Count of bots by matching strategy registered between Sept. 2013 and Sept. 2014 for the top 25 wikis by count of regex-matched bot users.
Bot counts by matching strategy. Count of bots by matching strategy registered between Sept. 2013 and Sept. 2014 for the top 25 wikis by count of regex-matched bot users.

We can see two things here. All of the top wikis saw user accounts registered that were given the bot flag -- so presumably the bot flag is being used. We can also see that there's often an order of magnitude more active, non-blocked user accounts that fit the regex criteria. --Halfak (WMF) (talk) 19:13, 5 September 2014 (UTC)

Discussion[edit]

Sessions[edit]

The work you did on editing sessions may aid this effort too: if we know how a "human" editing session looks like, we may also identify non-human ones.
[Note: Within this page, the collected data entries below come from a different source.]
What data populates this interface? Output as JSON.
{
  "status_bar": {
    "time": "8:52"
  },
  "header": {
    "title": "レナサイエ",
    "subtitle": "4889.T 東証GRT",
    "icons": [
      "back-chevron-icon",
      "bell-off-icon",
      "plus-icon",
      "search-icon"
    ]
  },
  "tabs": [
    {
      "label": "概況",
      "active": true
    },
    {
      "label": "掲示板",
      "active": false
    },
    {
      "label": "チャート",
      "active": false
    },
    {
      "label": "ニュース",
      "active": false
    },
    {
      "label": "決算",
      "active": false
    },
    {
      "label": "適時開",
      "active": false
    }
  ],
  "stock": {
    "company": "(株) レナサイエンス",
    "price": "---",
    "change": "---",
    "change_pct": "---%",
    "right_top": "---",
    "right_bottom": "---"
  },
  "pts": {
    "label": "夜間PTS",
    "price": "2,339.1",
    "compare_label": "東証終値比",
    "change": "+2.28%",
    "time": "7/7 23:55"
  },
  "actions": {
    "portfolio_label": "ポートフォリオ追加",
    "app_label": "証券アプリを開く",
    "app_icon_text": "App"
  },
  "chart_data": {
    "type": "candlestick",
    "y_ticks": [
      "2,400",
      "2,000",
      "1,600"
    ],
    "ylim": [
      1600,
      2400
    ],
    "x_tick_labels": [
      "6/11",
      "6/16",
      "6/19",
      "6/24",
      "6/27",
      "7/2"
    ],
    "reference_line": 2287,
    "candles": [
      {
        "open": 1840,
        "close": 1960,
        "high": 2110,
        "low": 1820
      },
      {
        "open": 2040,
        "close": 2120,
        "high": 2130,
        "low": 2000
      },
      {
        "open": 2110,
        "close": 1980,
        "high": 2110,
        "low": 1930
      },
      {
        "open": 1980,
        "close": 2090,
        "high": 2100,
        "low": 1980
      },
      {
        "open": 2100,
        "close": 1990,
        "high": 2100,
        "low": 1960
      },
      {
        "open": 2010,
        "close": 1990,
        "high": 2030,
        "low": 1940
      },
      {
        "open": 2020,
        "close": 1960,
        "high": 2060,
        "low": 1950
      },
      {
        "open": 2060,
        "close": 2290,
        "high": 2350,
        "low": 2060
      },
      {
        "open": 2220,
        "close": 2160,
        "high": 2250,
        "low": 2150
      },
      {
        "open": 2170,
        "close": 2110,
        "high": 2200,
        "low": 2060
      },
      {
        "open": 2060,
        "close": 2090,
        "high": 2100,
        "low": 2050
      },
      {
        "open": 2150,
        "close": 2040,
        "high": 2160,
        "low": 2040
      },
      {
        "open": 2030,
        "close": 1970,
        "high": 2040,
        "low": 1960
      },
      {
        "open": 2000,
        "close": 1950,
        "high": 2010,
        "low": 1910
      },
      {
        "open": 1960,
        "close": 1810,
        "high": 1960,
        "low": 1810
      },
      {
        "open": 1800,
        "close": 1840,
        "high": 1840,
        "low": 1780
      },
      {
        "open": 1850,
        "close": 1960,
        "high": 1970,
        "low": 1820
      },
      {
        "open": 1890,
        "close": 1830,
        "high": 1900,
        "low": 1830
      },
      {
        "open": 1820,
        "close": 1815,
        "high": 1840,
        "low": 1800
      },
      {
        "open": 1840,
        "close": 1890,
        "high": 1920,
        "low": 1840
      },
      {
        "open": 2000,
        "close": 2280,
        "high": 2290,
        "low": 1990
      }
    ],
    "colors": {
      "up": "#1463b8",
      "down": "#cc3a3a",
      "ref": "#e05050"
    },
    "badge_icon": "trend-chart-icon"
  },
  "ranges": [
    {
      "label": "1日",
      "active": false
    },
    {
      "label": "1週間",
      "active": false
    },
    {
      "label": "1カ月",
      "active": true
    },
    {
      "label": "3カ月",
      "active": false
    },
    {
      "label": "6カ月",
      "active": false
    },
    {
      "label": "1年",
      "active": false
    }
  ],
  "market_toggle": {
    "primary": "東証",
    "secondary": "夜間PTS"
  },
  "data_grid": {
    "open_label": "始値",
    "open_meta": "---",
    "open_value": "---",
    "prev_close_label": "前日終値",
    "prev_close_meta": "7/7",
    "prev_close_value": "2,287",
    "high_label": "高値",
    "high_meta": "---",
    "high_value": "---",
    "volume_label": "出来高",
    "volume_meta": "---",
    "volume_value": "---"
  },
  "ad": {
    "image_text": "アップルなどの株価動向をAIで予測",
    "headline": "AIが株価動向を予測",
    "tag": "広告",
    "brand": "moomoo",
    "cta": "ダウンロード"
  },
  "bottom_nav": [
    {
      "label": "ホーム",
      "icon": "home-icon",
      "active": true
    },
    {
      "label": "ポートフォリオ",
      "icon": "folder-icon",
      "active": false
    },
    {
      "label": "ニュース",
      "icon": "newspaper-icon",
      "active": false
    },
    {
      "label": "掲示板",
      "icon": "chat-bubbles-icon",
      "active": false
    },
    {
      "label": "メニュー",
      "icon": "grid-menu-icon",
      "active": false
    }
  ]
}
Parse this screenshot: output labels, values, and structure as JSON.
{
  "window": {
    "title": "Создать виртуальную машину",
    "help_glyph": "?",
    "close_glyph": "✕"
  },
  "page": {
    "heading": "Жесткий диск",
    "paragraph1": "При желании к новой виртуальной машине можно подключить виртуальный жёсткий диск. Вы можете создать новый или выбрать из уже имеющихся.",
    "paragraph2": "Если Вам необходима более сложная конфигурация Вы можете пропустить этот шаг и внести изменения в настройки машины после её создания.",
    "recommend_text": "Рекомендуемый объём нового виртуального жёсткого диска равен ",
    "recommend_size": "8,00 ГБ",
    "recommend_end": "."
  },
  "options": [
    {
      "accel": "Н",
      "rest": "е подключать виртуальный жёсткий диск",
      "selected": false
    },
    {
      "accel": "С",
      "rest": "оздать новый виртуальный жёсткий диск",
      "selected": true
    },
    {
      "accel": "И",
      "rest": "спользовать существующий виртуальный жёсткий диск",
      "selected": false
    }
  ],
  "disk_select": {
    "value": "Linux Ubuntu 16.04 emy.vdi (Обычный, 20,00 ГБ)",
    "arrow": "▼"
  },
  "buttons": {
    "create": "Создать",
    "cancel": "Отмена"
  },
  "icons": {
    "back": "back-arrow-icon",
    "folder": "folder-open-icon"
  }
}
Also useful to exclude, say, the two thousands edits User:Nemo_bis once made in an afternoon with Widar on Wikidata. --Nemo 18:29, 19 May 2014 (UTC)

Hi Nemo. This is a fine idea. We should add it to the list of strategies and explore it. In the edit sessions work, I found a lot of bots that were unflagged by looking for super-human activities -- like multi-day sessions. The longest single-human edit session that I found was a little over 21 hours (!!!) long -- which is already a little super-human. Most top out at 8 hours. Anyway, could you link me to the edits that you made on Wikidata (at least the date ranges) so they could be used for comparison? And just for clarity, were they automated or manual? --Halfak (WMF) (talk) 19:52, 19 May 2014 (UTC)
I'm not sure it's helpful, but as you asked: definitely automated, 599 page creations on 2014-04-25; then hundreds of edits on 2014-05-01 automatically executed but requiring hours of manual "instructing", a sort of middle way; finally some dozens on 2014-05-15 confirmed manually one by one. All this variance in edits performed with one single OAuth tool, just to demonstrate the difficulty of distinction... --Nemo 13:12, 20 May 2014 (UTC)